Biyologlar Derneği başkanı ve ekoloji aktivisti Hasan Sarpten, Ada çevresinde gerginliği gittikçe artan fosil yakıt arama faaliyetlerini değerlendirdi.
“Adına ‘‘doğal kaynak’’ denen bu unsurlar hangi halka fayda sağlamış ki bize de sağlayacak?”
“Nasıl ki gelen su bu adanın su sorunu çözmek için getirilmemiştir, ki çözmemiştir, çözecek değildir de! Hidrokarbonlar da Kıbrıslılara ne zenginlik ne de refah getirecektir.
“Çocuklarımızın sağlıklı bir yaşam süremeyeceği bir adanın kimseye faydası olmaz”
“Ne yazık ki, ülkemizde hiçbir dönem ekoloji politikaları yönetenlerin öncelikleri arasında yer almamıştır.
Hasan Yıkıcı
Gazeddakıbrıs’a açıklamalarda bulunan Sarpten, doğal gaz aramalarına ekolojik açıdan yaklaşılması gerektiğini vurgulayarak,“Kıbrıs’taki doğal kaynaklara ekolojik bir açıdan baktığımız zaman bunların ister Türkler, ister Elenler olsun Kıbrıs halklarına fayda sağlayacağını düşünmek en hafif tabirle saflık olur” dedi.
“Hidrokarbonlar Kıbrıslılara ne zenginlik ne de refah getirecektir”

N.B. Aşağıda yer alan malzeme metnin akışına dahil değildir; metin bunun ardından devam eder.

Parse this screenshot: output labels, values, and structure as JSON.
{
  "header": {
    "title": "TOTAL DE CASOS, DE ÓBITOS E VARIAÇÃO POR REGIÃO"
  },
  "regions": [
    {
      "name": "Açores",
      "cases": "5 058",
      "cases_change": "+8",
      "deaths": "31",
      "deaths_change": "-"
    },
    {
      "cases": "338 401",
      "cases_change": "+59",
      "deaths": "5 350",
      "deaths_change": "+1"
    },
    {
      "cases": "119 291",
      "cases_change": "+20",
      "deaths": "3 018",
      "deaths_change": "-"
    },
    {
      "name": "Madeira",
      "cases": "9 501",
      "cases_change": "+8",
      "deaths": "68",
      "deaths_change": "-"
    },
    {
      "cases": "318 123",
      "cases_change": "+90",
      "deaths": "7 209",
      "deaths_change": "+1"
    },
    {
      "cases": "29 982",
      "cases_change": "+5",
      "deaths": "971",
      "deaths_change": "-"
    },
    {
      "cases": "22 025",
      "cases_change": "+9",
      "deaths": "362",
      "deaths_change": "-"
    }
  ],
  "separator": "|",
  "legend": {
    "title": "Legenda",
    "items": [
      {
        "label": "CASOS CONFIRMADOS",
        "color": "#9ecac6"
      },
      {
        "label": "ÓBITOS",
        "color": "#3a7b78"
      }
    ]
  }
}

Geçtiğimiz yıllarda çok tartışılan ve uygulamaya geçilen Türkiye’den borularla su getirilmesinde olduğu gibi hidrokarbon meselesinde de Ada’ya bir faydası olmayacağını savunan Sarpten şunları ifade etti:“Kıbrıs’ta bulunan/bulunacak doğal gaza Türkiye’den getirilen suyu da eklediğimizde bunların hiçbirinin ekolojik bir akılla yapıldığını söylemek mümkün değildir. Nasıl ki gelen su bu adanın su sorunu çözmek için getirilmemiştir, ki çözmemiştir, çözecek değildir de! Hidrokarbonlar da Kıbrıslılara ne zenginlik ne de refah getirecektir. Bunlar, ülkelerin stratejik liderlik ve pay kavgaları arasında birer hamle olmaktan öteye gitmeyecektir. Fillerin bu kavgasında ise ezilen ne yazık ki yine biz çimenler olacağız.”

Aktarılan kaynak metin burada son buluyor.